If Canada, with its current political will, is unlikely to succeed, which nations will? The intellectual case for effective mitigation remains strong, but it is not politically compelling in much of the world. The inevitable consequences of two centuries of industrial revolution require substantial and urgent attention in the interest — in the narrowest political terms — of generations of Canadians to come.
Of greater importance, widespread appreciation by Canadians of consequences and options for adaptation would make a powerful political case for more effective action on mitigation.
A view of the Paris Agreement (From an editorial in the Richmond Times-Dispatch (Virginia), 2017 June 1)
From a strictly environmental perspective, the attention paid to the Paris climate agreement — from which President Trump has now withdrawn —
has been out of all proportion. The accord is little more than the international version of virtue signaling. The agreement is non-binding and
unenforceable. It permits nations to set their own carbon-reduction targets, some of which are almost laughable:
China promises to start reducing carbon emissions in 2030, and Pakistan vows only to reduce emissions “to the extent possible,” which can mean not at all. The deal also allows countries to ignore their own pledges.
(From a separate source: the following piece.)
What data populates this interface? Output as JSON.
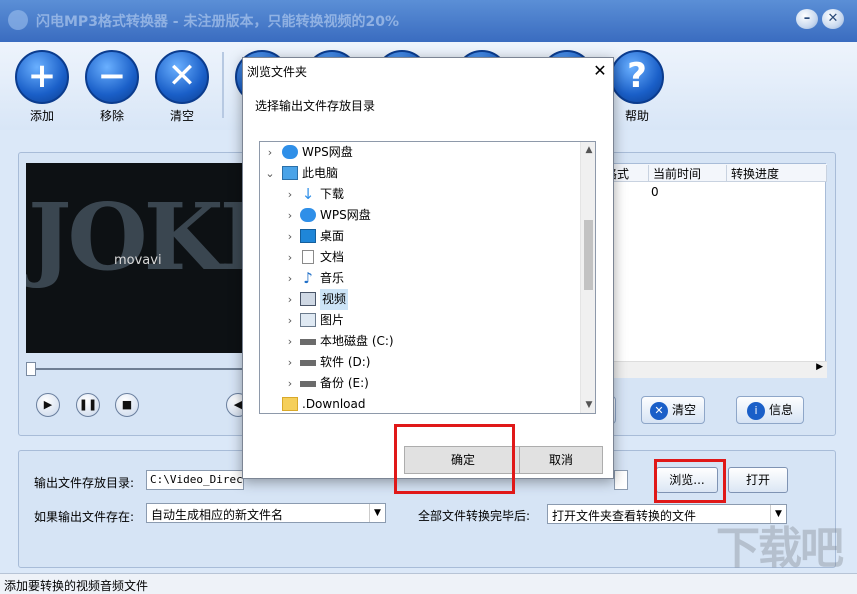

India, for example, plans an expansion of coal fired electricity generation.
Key Points
– Adaptation will be not be a choice; it will be essential under all likely future climate scenarios;
– Adaptation is essentially risk reduction – at all scales;
– Many risks are known: identified in the late 1990’s;
– Strategies are needed at:
o National, regional, local, corporate, and personal scales.
– Tactics:
o Most actions will be relatively local, whereas mitigation efforts will generally be at larger scale;
o Build inventories of what is at risk at each level;
o Model most probable range of scenarios;
o Develop response tactics.
– Adaptation action may be easier to secure than mitigation:
o The beneficiary is more likely to be the person or firm paying to adapt or for insurance;
o Many of the actions that reduce risk have other more immediate and visible benefits.